Super magnet assembly to improve optical systems - Transcript
0:01-0:09 Adaptive optics is an exciting field of technology that can improve the performance optics of land-based telescopes and ground-to-space communications.
0:11-0:17 Without adaptive optics, incoming light waves are distorted due to turbulence in the atmosphere.
0:17-0:26 A way to fix this is by using a deformable mirror. The mirror itself is positioned near where the light is received; for example: in a telescope.
0:27-0:34 But how can you create a mirror that consumes the least amount of power, and can be deformed enough, without further distorting the image?
0:35-0:42 By using an external magnetic field and the NRC's innovative Lorentz Force actuators to deform the mirror.
0:43-0:48 But how do we create a strong enough magnetic field without adding noise and distortions to the image?
0:49-0:57 We designed a system comprised of permanent super magnets that have a 1‑tonne pulling force, enough to pull the weight of a small car.
0:58-1:02 But here's the problem: permanent magnets don't have an off switch…

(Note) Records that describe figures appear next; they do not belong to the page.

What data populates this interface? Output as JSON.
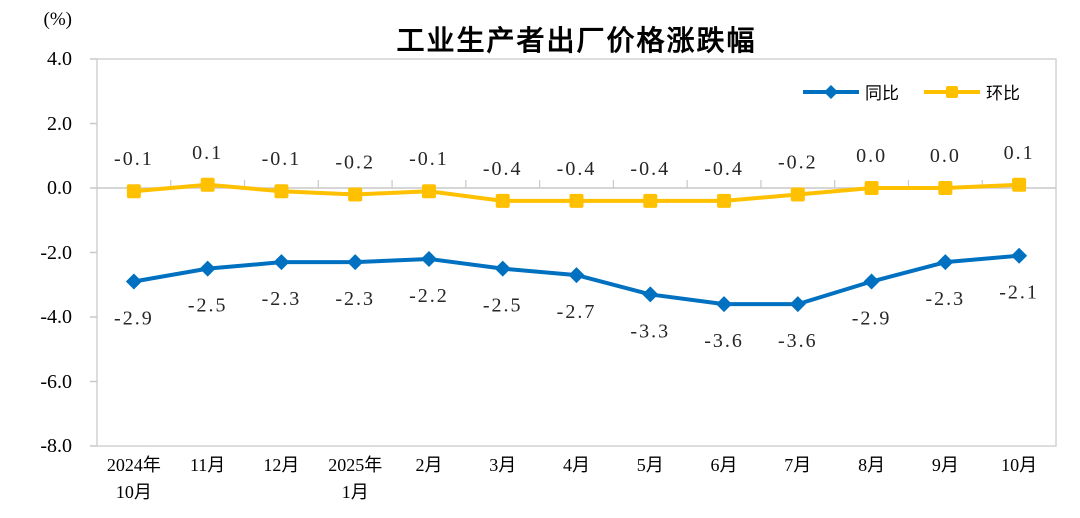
{
  "title": "工业生产者出厂价格涨跌幅",
  "unit_label": "(%)",
  "colors": {
    "yoy_blue": "#0070C0",
    "mom_gold": "#FFC000",
    "frame": "#D2D2D2",
    "zero_line": "#C9C9C9",
    "tick": "#C9C9C9",
    "data_label": "#262626",
    "axis_text": "#000000"
  },
  "chart_data": {
    "type": "line",
    "title": "工业生产者出厂价格涨跌幅",
    "ylabel": "(%)",
    "ylim": [
      -8.0,
      4.0
    ],
    "y_ticks": [
      4.0,
      2.0,
      0.0,
      -2.0,
      -4.0,
      -6.0,
      -8.0
    ],
    "grid": "zero-line-only",
    "legend_position": "top-right-inside",
    "categories": [
      "2024年\n10月",
      "11月",
      "12月",
      "2025年\n1月",
      "2月",
      "3月",
      "4月",
      "5月",
      "6月",
      "7月",
      "8月",
      "9月",
      "10月"
    ],
    "series": [
      {
        "id": "yoy",
        "name": "同比",
        "color": "#0070C0",
        "marker": "diamond",
        "label_position": "below",
        "values": [
          -2.9,
          -2.5,
          -2.3,
          -2.3,
          -2.2,
          -2.5,
          -2.7,
          -3.3,
          -3.6,
          -3.6,
          -2.9,
          -2.3,
          -2.1
        ]
      },
      {
        "id": "mom",
        "name": "环比",
        "color": "#FFC000",
        "marker": "square",
        "label_position": "above",
        "values": [
          -0.1,
          0.1,
          -0.1,
          -0.2,
          -0.1,
          -0.4,
          -0.4,
          -0.4,
          -0.4,
          -0.2,
          0.0,
          0.0,
          0.1
        ]
      }
    ]
  }
}
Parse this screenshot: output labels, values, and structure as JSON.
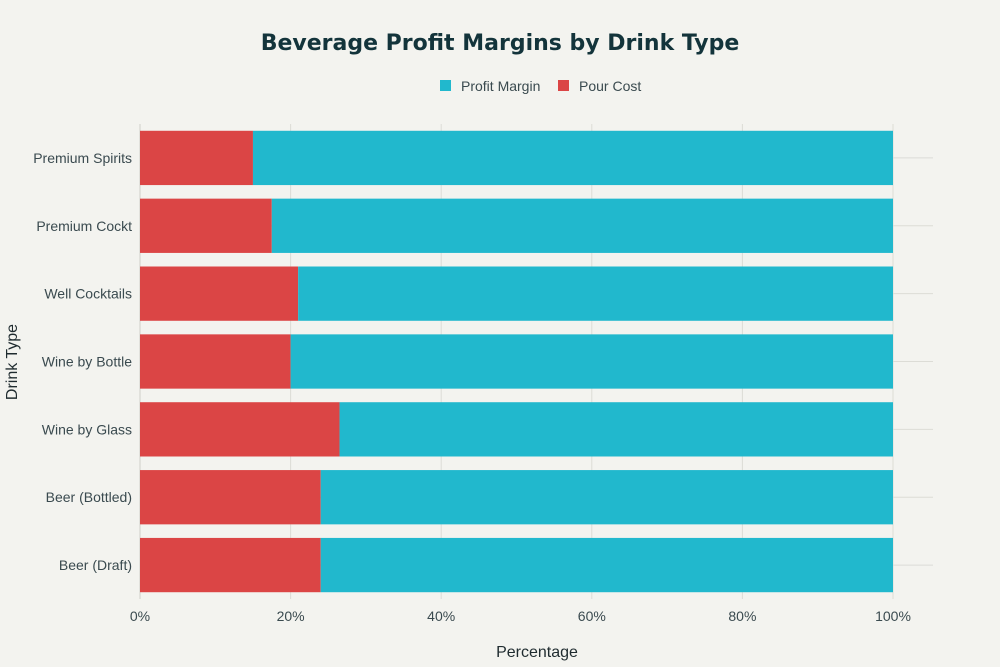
{
  "chart_data": {
    "type": "bar",
    "orientation": "horizontal",
    "stacked": true,
    "title": "Beverage Profit Margins by Drink Type",
    "xlabel": "Percentage",
    "ylabel": "Drink Type",
    "xlim": [
      0,
      100
    ],
    "x_ticks": [
      "0%",
      "20%",
      "40%",
      "60%",
      "80%",
      "100%"
    ],
    "grid": true,
    "legend_position": "top-center",
    "categories": [
      "Premium Spirits",
      "Premium Cockt",
      "Well Cocktails",
      "Wine by Bottle",
      "Wine by Glass",
      "Beer (Bottled)",
      "Beer (Draft)"
    ],
    "series": [
      {
        "name": "Pour Cost",
        "color": "#db4545",
        "values": [
          15,
          17.5,
          21,
          20,
          26.5,
          24,
          24
        ]
      },
      {
        "name": "Profit Margin",
        "color": "#21b8cd",
        "values": [
          85,
          82.5,
          79,
          80,
          73.5,
          76,
          76
        ]
      }
    ],
    "legend": [
      {
        "name": "Profit Margin",
        "color": "#21b8cd"
      },
      {
        "name": "Pour Cost",
        "color": "#db4545"
      }
    ]
  }
}
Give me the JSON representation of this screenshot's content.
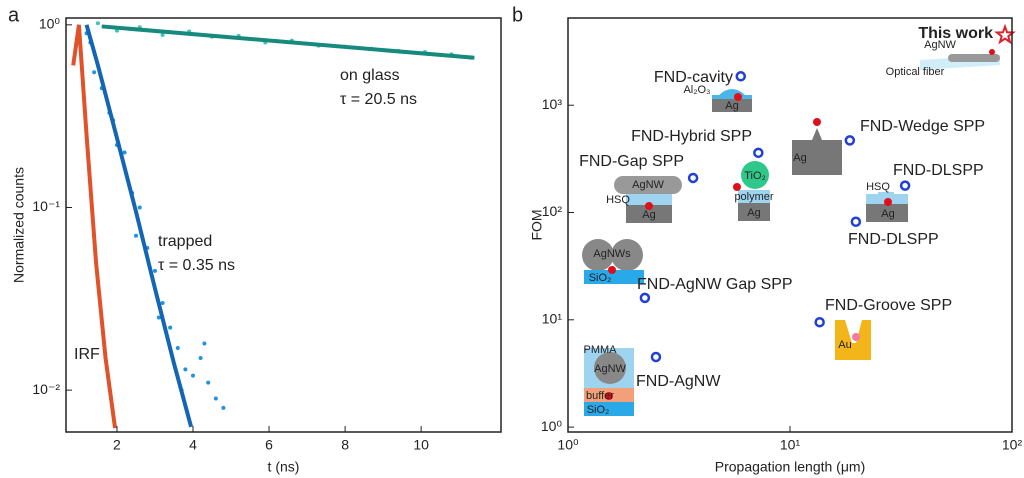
{
  "chart_data": [
    {
      "type": "scatter",
      "panel_label": "a",
      "xlabel": "t (ns)",
      "ylabel": "Normalized counts",
      "xlim": [
        0.66,
        12.1
      ],
      "ylim": [
        0.0059,
        1.09
      ],
      "ylog": true,
      "xticks": [
        2,
        4,
        6,
        8,
        10
      ],
      "yticks": [
        {
          "value": 1,
          "label": "10⁰"
        },
        {
          "value": 0.1,
          "label": "10⁻¹"
        },
        {
          "value": 0.01,
          "label": "10⁻²"
        }
      ],
      "series": [
        {
          "mode": "markers",
          "color": "#3cc7b7",
          "x": [
            1.0,
            1.5,
            2.0,
            2.6,
            3.2,
            3.9,
            4.5,
            5.2,
            5.9,
            6.6,
            7.3,
            8.0,
            8.7,
            9.4,
            10.1,
            10.8,
            11.3
          ],
          "values": [
            0.95,
            1.02,
            0.93,
            0.97,
            0.88,
            0.92,
            0.86,
            0.87,
            0.8,
            0.82,
            0.77,
            0.76,
            0.74,
            0.72,
            0.71,
            0.69,
            0.66
          ]
        },
        {
          "mode": "line",
          "color": "#178a7e",
          "x": [
            1.6,
            11.4
          ],
          "values": [
            0.98,
            0.66
          ]
        },
        {
          "mode": "markers",
          "color": "#2391dc",
          "x": [
            1.2,
            1.4,
            1.6,
            1.8,
            2.0,
            2.2,
            2.4,
            2.6,
            2.8,
            3.0,
            3.2,
            3.4,
            3.6,
            3.8,
            4.0,
            4.2,
            4.4,
            4.6,
            4.8,
            1.3,
            1.9,
            2.5,
            3.1,
            3.7,
            4.3
          ],
          "values": [
            0.9,
            0.55,
            0.45,
            0.33,
            0.22,
            0.2,
            0.12,
            0.1,
            0.06,
            0.045,
            0.03,
            0.022,
            0.017,
            0.013,
            0.012,
            0.015,
            0.011,
            0.009,
            0.008,
            0.8,
            0.3,
            0.07,
            0.025,
            0.01,
            0.018
          ]
        },
        {
          "mode": "line",
          "color": "#1466b4",
          "x": [
            1.2,
            1.5,
            2.0,
            2.5,
            3.0,
            3.5,
            3.95
          ],
          "values": [
            1,
            0.6,
            0.24,
            0.095,
            0.036,
            0.014,
            0.0063
          ]
        },
        {
          "mode": "line",
          "color": "#e0522a",
          "x": [
            0.85,
            1.0,
            1.2,
            1.45,
            1.7,
            1.95
          ],
          "values": [
            0.6,
            1,
            0.25,
            0.05,
            0.015,
            0.0062
          ]
        }
      ],
      "annotations": [
        "on glass",
        "τ = 20.5 ns",
        "trapped",
        "τ = 0.35 ns",
        "IRF"
      ]
    },
    {
      "type": "scatter",
      "panel_label": "b",
      "xlabel": "Propagation length (μm)",
      "ylabel": "FOM",
      "xlim": [
        1,
        100
      ],
      "ylim": [
        0.9,
        6500
      ],
      "xlog": true,
      "ylog": true,
      "xticks": [
        {
          "value": 1,
          "label": "10⁰"
        },
        {
          "value": 10,
          "label": "10¹"
        },
        {
          "value": 100,
          "label": "10²"
        }
      ],
      "yticks": [
        {
          "value": 1,
          "label": "10⁰"
        },
        {
          "value": 10,
          "label": "10¹"
        },
        {
          "value": 100,
          "label": "10²"
        },
        {
          "value": 1000,
          "label": "10³"
        }
      ],
      "series": [
        {
          "mode": "markers",
          "color": "#1f3fd6",
          "x": [
            6.0,
            7.2,
            18.6,
            3.66,
            33,
            19.8,
            2.22,
            13.6,
            2.49
          ],
          "values": [
            1860,
            360,
            470,
            210,
            178,
            82,
            16,
            9.5,
            4.5
          ],
          "point_labels": [
            "FND-cavity",
            "FND-Hybrid SPP",
            "FND-Wedge SPP",
            "FND-Gap SPP",
            "FND-DLSPP",
            "FND-DLSPP",
            "FND-AgNW Gap SPP",
            "FND-Groove SPP",
            "FND-AgNW"
          ]
        },
        {
          "mode": "star",
          "color": "#e0202a",
          "x": [
            93
          ],
          "values": [
            4500
          ],
          "point_labels": [
            "This work"
          ]
        }
      ],
      "inset_labels": [
        "AgNW",
        "Optical fiber",
        "Al₂O₃",
        "Ag",
        "Ag",
        "AgNW",
        "HSQ",
        "Ag",
        "TiO₂",
        "polymer",
        "Ag",
        "HSQ",
        "Ag",
        "AgNWs",
        "SiO₂",
        "Au",
        "PMMA",
        "AgNW",
        "buffer",
        "SiO₂"
      ]
    }
  ]
}
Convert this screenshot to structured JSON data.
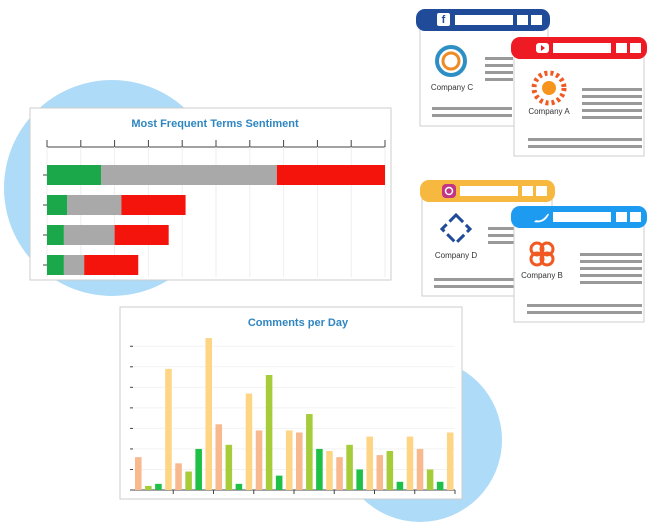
{
  "chart_data": [
    {
      "type": "hbar_stacked",
      "title": "Most Frequent Terms Sentiment",
      "categories": [
        null,
        null,
        null,
        null
      ],
      "series": [
        {
          "color": "#1aa84a",
          "values": [
            16,
            6,
            5,
            5
          ]
        },
        {
          "color": "#a9a9a9",
          "values": [
            52,
            16,
            15,
            6
          ]
        },
        {
          "color": "#f4140c",
          "values": [
            32,
            19,
            16,
            16
          ]
        }
      ],
      "xlim": [
        0,
        100
      ],
      "xticks": [
        0,
        10,
        20,
        30,
        40,
        50,
        60,
        70,
        80,
        90,
        100
      ],
      "grid": true
    },
    {
      "type": "bar",
      "title": "Comments per Day",
      "categories": [
        null,
        null,
        null,
        null,
        null,
        null,
        null,
        null
      ],
      "series": [
        {
          "color": "#f7b98d",
          "values": [
            1.6,
            1.3,
            3.2,
            2.9,
            2.8,
            1.6,
            1.7,
            2.0
          ]
        },
        {
          "color": "#a6cc3a",
          "values": [
            0.2,
            0.9,
            2.2,
            5.6,
            3.7,
            2.2,
            1.9,
            1.0
          ]
        },
        {
          "color": "#1fc046",
          "values": [
            0.3,
            2.0,
            0.3,
            0.7,
            2.0,
            1.0,
            0.4,
            0.4
          ]
        },
        {
          "color": "#fed584",
          "values": [
            5.9,
            7.4,
            4.7,
            2.9,
            1.9,
            2.6,
            2.6,
            2.8
          ]
        }
      ],
      "ylim": [
        0,
        7.5
      ],
      "yticks": [
        0,
        1,
        2,
        3,
        4,
        5,
        6,
        7
      ],
      "grid": true
    }
  ],
  "windows": [
    {
      "label": "Company C"
    },
    {
      "label": "Company A"
    },
    {
      "label": "Company D"
    },
    {
      "label": "Company B"
    }
  ]
}
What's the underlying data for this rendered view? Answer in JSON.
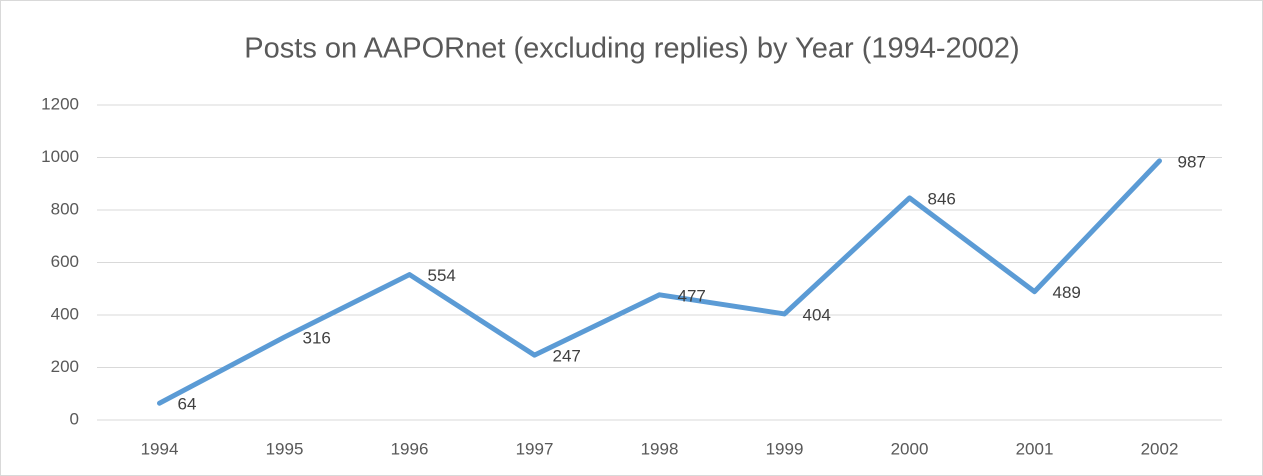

1:03-1:13 Research determined that to create a safe, uniform magnetic field, 2 magnetic poles opposite each other, comprised of 2 super magnets each, would be needed.
1:14-1:23 A huge challenge was the design of a safe assembly process for the 4 super magnets that would be required to generate the necessary field strength.
1:24-1:29 Savvy engineering found a way to hold the magnets apart without them collapsing in on each other dangerously.
1:30-1:43 To accomplish this, we developed a precise assembly process to gradually marry the 2 pairs of magnets together. 1 pair will become the north pole of the super magnetic field, and the other pair will become the south pole.
1:44-1:48 We load 1 magnet at the top of the assembler and 1 at the bottom.
1:49-1:58 The magnetic pulling force between the top and bottom magnets causes the top magnet to slide down the ramp as the bottom magnet is pushed through with the hand crank.
1:59-2:02 This process is performed twice; once for each pole.
2:03-2:07 We then lock each pole into place by a vice to couple them together.
2:08-2:15 The use of shields over the outer edges of the magnets will prevent the magnetic field from dangerously pulling in other metallic objects.
2:17-2:27 We have now created a magnetic field that enables the motion of the Lorentz force actuators, which allows the deformable mirror to correct distorted images with incredibly low power consumption.